The swimmer stands calmly on the bottom of the pool, dressed in Speedos. Behind the goggles, his face is as impassive as a Greek sculpture, his torso cast in heavy shadows that fail to obscure the rippling might of the shoulders and arms that taper into clenched fists. Black tile lines and lane dividers appear to shoot out of his body like laser beams, the composition forging an optical effect that makes the lanes stretch on forever.

On a recent Saturday afternoon at the National Portrait Gallery in Canberra, it’s notable how people linger over this ­picture, drawn in by its heightened sense of reality. The subject looks like a superhero or sea god exuding vast strength and mythical power. A couple of weeks later, I’m sitting with Michael Klim himself, upstairs at his parents’ modern home in the Melbourne suburb of Brighton.
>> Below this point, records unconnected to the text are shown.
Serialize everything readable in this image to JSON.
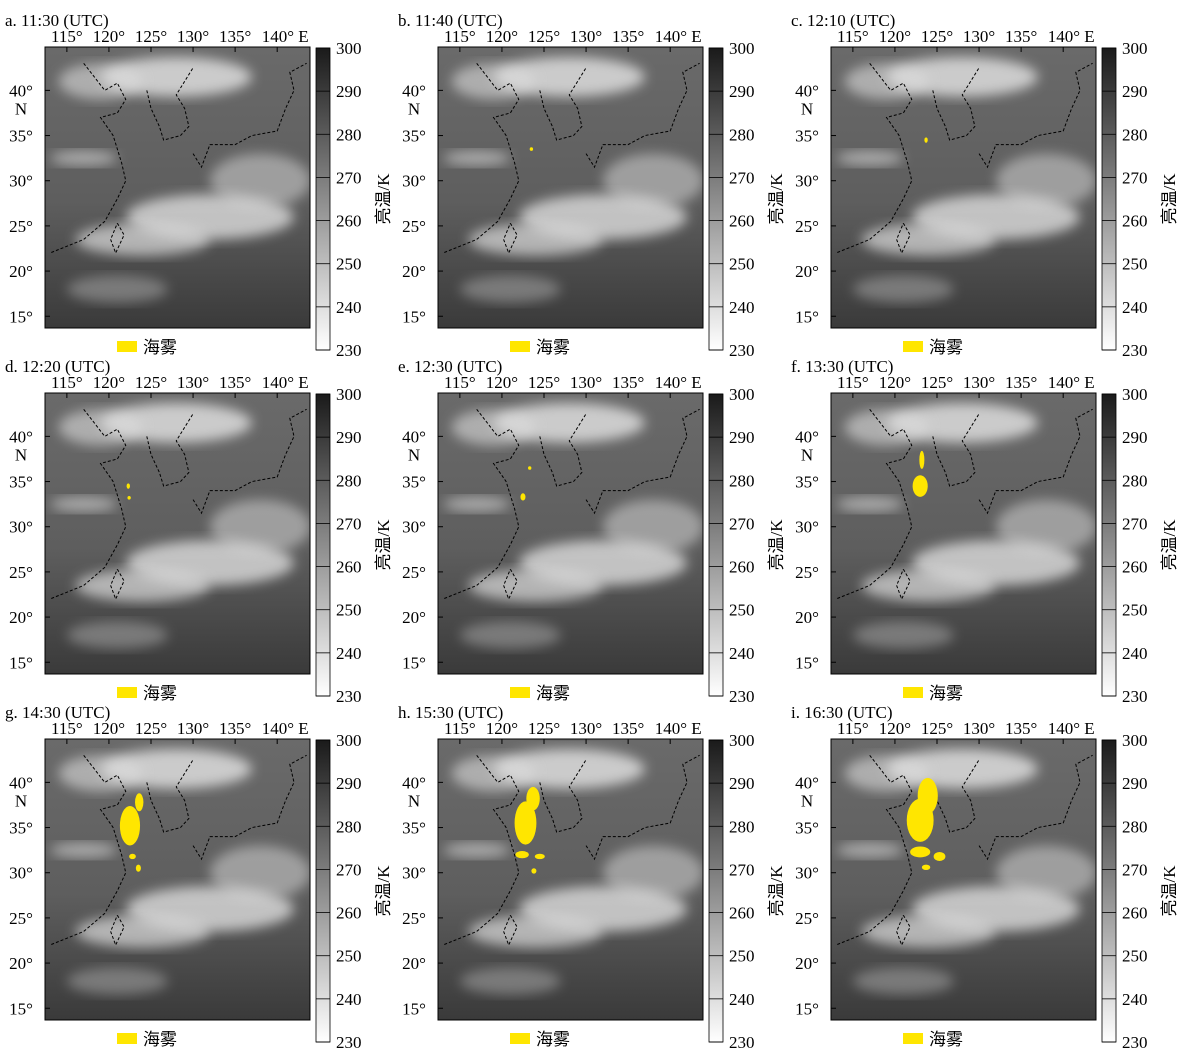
{
  "panels": [
    {
      "title": "a. 11:30 (UTC)"
    },
    {
      "title": "b. 11:40 (UTC)"
    },
    {
      "title": "c. 12:10 (UTC)"
    },
    {
      "title": "d. 12:20 (UTC)"
    },
    {
      "title": "e. 12:30 (UTC)"
    },
    {
      "title": "f. 13:30 (UTC)"
    },
    {
      "title": "g. 14:30 (UTC)"
    },
    {
      "title": "h. 15:30 (UTC)"
    },
    {
      "title": "i. 16:30 (UTC)"
    }
  ],
  "map": {
    "xlim": [
      112.4,
      143.9
    ],
    "ylim": [
      13.7,
      44.8
    ],
    "xticks": [
      {
        "value": 115,
        "label": "115°"
      },
      {
        "value": 120,
        "label": "120°"
      },
      {
        "value": 125,
        "label": "125°"
      },
      {
        "value": 130,
        "label": "130°"
      },
      {
        "value": 135,
        "label": "135°"
      },
      {
        "value": 140,
        "label": "140° E"
      }
    ],
    "yticks": [
      {
        "value": 15,
        "label": "15°"
      },
      {
        "value": 20,
        "label": "20°"
      },
      {
        "value": 25,
        "label": "25°"
      },
      {
        "value": 30,
        "label": "30°"
      },
      {
        "value": 35,
        "label": "35°"
      },
      {
        "value": 40,
        "label": "40°\nN"
      }
    ]
  },
  "colorbar": {
    "label": "亮温/K",
    "lim": [
      230,
      300
    ],
    "ticks": [
      230,
      240,
      250,
      260,
      270,
      280,
      290,
      300
    ]
  },
  "legend": {
    "label": "海雾",
    "color": "#ffe600"
  }
}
Hunched over my phone, we’re studying that ­picture, taken by the British fine art photographers Anderson & Low. Klim remembers the shoot well. How the picture was taken during a Speedo campaign at the Australian Institute of Sport; the way the photographers snapped it through an underwater window in a pool designed for coaches to monitor their charges.

“It’s definitely one of my favourite photos,” says Klim, leaning back in his armchair next to a sideboard covered with old swimming ­trophies. “It was 1999, I was kind of in my prime, and everything was geared towards Sydney.” “Sydney”, of course, refers to the 2000 Olympics, where.